Defaults are another column level constraint. The default value of a column is the value assigned to the row if the value being assigned to the column is NULL. Defaults are useful in ensuring data quality by always assigning some value to a column.

Let's assign a default value of 0 to the population column of our table so we can add our NOT NULL constraint. In order for a default value to be populated we must drop and re-add the column.

states/main> alter table states drop column population;
states/main*> alter table states add column population int not null default 0;
states/main*> select * from states where abbreviation='CA';
+------------+--------------+------------+
| name       | abbreviation | population |
+------------+--------------+------------+
| California | CA           | 0          |
+------------+--------------+------------+
1 row in set (0.00 sec)

Defaults can be functions of other columns in the table. For instance, we could make the default for the abbreviation column be the first two letters of the state name, upper cased.

states/main*> alter table states modify column abbreviation char(2) default(UPPER(LEFT(name, 2)));

Now, I'll add the District of Columbia, even though it's not a state to test our new abbreviation default.

states/main*> insert into states(name) values ('District of Columbia');
Empty set (0.01 sec)

states/main*> select * from states where name='District of Columbia';
+----------------------+--------------+------------+
| name                 | abbreviation | population |
+----------------------+--------------+------------+
| District of Columbia | DI           | 0          |
+----------------------+--------------+------------+
1 row in set (0.00 sec)

As you can see, defaults can play a powerful role in ensuring data quality by assigning likely values to columns instead of having rows with NULL values.
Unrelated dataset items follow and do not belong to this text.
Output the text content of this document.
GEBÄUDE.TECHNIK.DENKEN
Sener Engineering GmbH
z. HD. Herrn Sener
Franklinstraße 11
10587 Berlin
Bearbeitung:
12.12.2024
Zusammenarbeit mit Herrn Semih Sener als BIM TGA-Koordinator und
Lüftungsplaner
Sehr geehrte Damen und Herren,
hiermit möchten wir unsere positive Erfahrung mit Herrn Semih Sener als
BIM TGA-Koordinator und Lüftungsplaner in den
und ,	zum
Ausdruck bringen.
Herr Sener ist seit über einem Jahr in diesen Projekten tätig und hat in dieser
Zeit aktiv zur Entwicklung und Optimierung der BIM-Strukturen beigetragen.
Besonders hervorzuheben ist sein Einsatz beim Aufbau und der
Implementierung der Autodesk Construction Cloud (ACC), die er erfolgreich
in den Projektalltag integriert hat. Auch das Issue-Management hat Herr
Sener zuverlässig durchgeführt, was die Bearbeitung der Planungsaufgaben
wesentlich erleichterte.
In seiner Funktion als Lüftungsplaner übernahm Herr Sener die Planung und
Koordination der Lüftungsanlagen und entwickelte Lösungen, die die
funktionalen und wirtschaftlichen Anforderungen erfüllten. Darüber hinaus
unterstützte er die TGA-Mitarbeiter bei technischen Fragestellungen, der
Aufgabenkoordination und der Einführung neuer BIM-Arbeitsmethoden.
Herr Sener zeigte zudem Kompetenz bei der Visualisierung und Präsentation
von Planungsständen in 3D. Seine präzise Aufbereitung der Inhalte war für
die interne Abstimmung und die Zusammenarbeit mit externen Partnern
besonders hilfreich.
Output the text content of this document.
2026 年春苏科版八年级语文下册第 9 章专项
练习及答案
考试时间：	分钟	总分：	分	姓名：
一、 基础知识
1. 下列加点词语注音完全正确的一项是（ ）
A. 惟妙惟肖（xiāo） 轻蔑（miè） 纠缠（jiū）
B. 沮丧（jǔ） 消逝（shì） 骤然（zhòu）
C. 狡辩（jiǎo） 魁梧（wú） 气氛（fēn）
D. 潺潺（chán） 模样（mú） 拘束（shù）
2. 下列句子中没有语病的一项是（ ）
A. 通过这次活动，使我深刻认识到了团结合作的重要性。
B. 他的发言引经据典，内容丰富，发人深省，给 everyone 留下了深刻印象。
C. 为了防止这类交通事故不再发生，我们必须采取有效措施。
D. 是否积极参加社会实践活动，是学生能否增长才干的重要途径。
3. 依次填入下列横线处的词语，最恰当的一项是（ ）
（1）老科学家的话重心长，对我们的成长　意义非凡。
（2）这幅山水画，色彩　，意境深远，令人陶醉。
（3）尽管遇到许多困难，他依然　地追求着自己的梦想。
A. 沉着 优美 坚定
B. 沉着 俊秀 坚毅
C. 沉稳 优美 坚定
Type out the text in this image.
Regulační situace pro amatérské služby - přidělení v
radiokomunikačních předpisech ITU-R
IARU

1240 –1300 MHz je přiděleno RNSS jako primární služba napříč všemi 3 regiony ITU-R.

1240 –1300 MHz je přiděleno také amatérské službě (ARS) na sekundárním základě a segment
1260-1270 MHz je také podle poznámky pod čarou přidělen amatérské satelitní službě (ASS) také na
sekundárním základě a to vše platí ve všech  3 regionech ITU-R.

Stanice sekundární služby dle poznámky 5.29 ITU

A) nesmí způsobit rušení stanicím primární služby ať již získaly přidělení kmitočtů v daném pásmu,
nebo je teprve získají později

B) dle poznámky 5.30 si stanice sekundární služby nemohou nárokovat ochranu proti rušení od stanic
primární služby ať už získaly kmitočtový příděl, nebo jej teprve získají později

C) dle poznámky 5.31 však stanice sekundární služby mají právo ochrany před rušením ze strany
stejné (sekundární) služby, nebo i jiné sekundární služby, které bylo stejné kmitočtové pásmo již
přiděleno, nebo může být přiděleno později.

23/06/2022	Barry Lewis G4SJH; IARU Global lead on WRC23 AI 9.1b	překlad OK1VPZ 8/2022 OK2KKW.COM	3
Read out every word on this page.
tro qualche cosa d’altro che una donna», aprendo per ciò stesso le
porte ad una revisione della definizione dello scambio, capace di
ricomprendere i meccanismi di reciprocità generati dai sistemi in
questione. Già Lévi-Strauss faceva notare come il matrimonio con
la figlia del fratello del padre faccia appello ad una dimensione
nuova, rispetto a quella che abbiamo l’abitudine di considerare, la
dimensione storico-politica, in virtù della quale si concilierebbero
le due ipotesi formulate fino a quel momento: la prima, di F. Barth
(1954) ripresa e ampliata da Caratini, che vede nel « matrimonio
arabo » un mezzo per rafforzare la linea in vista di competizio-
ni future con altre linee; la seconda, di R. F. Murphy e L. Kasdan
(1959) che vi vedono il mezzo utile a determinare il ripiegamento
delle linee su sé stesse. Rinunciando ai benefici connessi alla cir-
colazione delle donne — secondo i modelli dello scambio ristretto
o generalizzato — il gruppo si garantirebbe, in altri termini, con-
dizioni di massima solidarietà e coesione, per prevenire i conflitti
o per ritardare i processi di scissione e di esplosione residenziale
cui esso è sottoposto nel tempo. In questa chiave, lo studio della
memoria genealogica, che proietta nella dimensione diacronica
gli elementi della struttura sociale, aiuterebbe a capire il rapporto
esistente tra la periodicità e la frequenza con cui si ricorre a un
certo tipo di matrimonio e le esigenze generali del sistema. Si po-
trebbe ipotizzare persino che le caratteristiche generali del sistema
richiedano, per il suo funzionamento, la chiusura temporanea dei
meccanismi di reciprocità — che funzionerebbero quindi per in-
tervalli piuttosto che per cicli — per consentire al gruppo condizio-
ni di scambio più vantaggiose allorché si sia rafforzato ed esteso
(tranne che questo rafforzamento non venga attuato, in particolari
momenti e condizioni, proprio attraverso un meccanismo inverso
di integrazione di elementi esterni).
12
We'll finish off with a Dolt commit.

states/main*> call dolt_commit('-am', "Fourth example");
+----------------------------------+
| hash                             |
+----------------------------------+
| rqo26f81k8gfkf1qqilvi3h1bnp31pft |
+----------------------------------+
1 row in set (0.01 sec)

Check Constraints

Check constraints are very powerful. Check constraints allow you to define properties of a column that must be true using SQL. The database will not allow values that do not match check constraints to be inserted into the table.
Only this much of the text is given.